Sería un desacierto intentar etiquetar a esta película dentro de un género cinematográfico específico. Tully comienza siendo una comedia, pero está contaminada de drama por todos lados, y explora el terreno de lo fantástico a través de una serie de escenas oníricas acuáticas (que parecieran sacadas de La forma del agua), que muestran el abismo en el que se encuentra la protagonista (recurso un tanto trillado, aunque necesario para el resultado final que se quiere lograr). Sin embargo, no podemos negar el componente trágico que circula de comienzo a fin: una mujer sola y de clase media, sin el amparo del Estado, y sin la compañía de un hombre y de un grupo de burgueses que la “defienda” se las tendrá que ver complicadas para asumir un rol de liderazgo, ya sea como jefa del hogar o simplemente como mujer. Y aquí lo trágico se vincula a una situación irresoluble en el estado actual de las cosas, o al menos así lo evidencia la película, el patriarcado y el capitalismo configuran nuestro pensamiento y ornamentan nuestro estilo de vida.

Probablemente, Charlize Theron obtenga alguna nominación como mejor actriz en algún premio por su papel, no solo debido al aumento de peso al que debió someterse, sino porque la interpretación que lleva a cabo es digna de mérito.

Sería un equívoco leer a Tully como simplona y burda, la película indaga más hondo, con sutileza y objeción. El sueño de que aparezca una Mary Poppins que venga a rescatarnos no es más que un espectro.
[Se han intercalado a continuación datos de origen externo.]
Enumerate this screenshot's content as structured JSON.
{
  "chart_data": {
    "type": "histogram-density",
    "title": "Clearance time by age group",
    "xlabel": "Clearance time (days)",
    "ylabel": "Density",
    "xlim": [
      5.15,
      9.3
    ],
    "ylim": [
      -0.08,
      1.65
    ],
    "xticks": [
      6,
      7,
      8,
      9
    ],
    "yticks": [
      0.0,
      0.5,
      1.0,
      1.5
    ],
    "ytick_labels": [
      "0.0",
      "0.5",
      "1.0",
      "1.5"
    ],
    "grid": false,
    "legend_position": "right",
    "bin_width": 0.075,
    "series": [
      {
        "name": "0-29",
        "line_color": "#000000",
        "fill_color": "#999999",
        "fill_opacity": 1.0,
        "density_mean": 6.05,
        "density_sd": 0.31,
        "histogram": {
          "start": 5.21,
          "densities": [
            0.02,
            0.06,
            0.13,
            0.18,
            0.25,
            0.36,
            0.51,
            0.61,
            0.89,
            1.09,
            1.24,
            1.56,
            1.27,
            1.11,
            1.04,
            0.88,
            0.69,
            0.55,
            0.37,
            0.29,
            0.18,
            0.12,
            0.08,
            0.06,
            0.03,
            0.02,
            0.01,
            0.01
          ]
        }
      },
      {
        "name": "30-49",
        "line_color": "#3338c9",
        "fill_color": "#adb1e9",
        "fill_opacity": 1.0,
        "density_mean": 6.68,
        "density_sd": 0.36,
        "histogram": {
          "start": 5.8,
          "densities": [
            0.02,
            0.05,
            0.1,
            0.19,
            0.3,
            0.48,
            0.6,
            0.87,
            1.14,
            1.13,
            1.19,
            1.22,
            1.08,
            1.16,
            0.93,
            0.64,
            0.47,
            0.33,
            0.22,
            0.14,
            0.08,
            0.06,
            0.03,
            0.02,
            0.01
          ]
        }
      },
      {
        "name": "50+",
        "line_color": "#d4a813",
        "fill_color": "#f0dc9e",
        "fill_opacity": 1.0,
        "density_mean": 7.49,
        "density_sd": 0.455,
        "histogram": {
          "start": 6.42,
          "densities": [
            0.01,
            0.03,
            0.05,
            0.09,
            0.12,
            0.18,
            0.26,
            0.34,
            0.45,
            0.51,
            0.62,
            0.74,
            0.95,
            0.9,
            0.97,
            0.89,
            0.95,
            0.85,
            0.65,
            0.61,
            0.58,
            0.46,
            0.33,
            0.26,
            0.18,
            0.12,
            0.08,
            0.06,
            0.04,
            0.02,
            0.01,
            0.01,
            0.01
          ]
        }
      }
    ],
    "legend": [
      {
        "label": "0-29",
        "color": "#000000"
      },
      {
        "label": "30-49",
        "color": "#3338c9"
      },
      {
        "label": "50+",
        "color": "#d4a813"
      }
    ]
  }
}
Por más cliché que suene, a Marlo le gusta ser mujer y explorar su identidad femenina ya sea cuidando de sus hijos, maquillándose, cocinando o cantando canciones pop, y eso no la rebaja a una situación de sumisión social, sino que será en aquellas acciones estereotipadas donde cuestionará fuertemente el rol que la mujer tiene dentro del American Way of Life. Y eso es lo que verdaderamente importa. No se trata de una mirada patriarcal, se trata de la historia de una mujer adulta que, luego de ver y enfrentar las imposiciones sociales sobre lo que significa ser mujer, está reconstruyendo la visión que tiene de sí misma y la que enseña a los demás. Al fin y al cabo es la actitud más transgresora que esa madre de familia pueda tener dentro del contexto social en el que vive, descubrir su lado femenino y amigarse con él, para sacarle la lengua a todo un sistema entero que la quiere hacer ver como débil e inmadura.

Tully (EUA, 2018). Dirección: Jason Reitman. Guion: Diablo Cody. Fotografía: Eric Steelberg. Edición: Stefan Grube. Elenco: Charlize Theron, Mackenzie Davis, Mark Duplass, Ron Livingston, Elaine Tan. Duración: 95 minutos.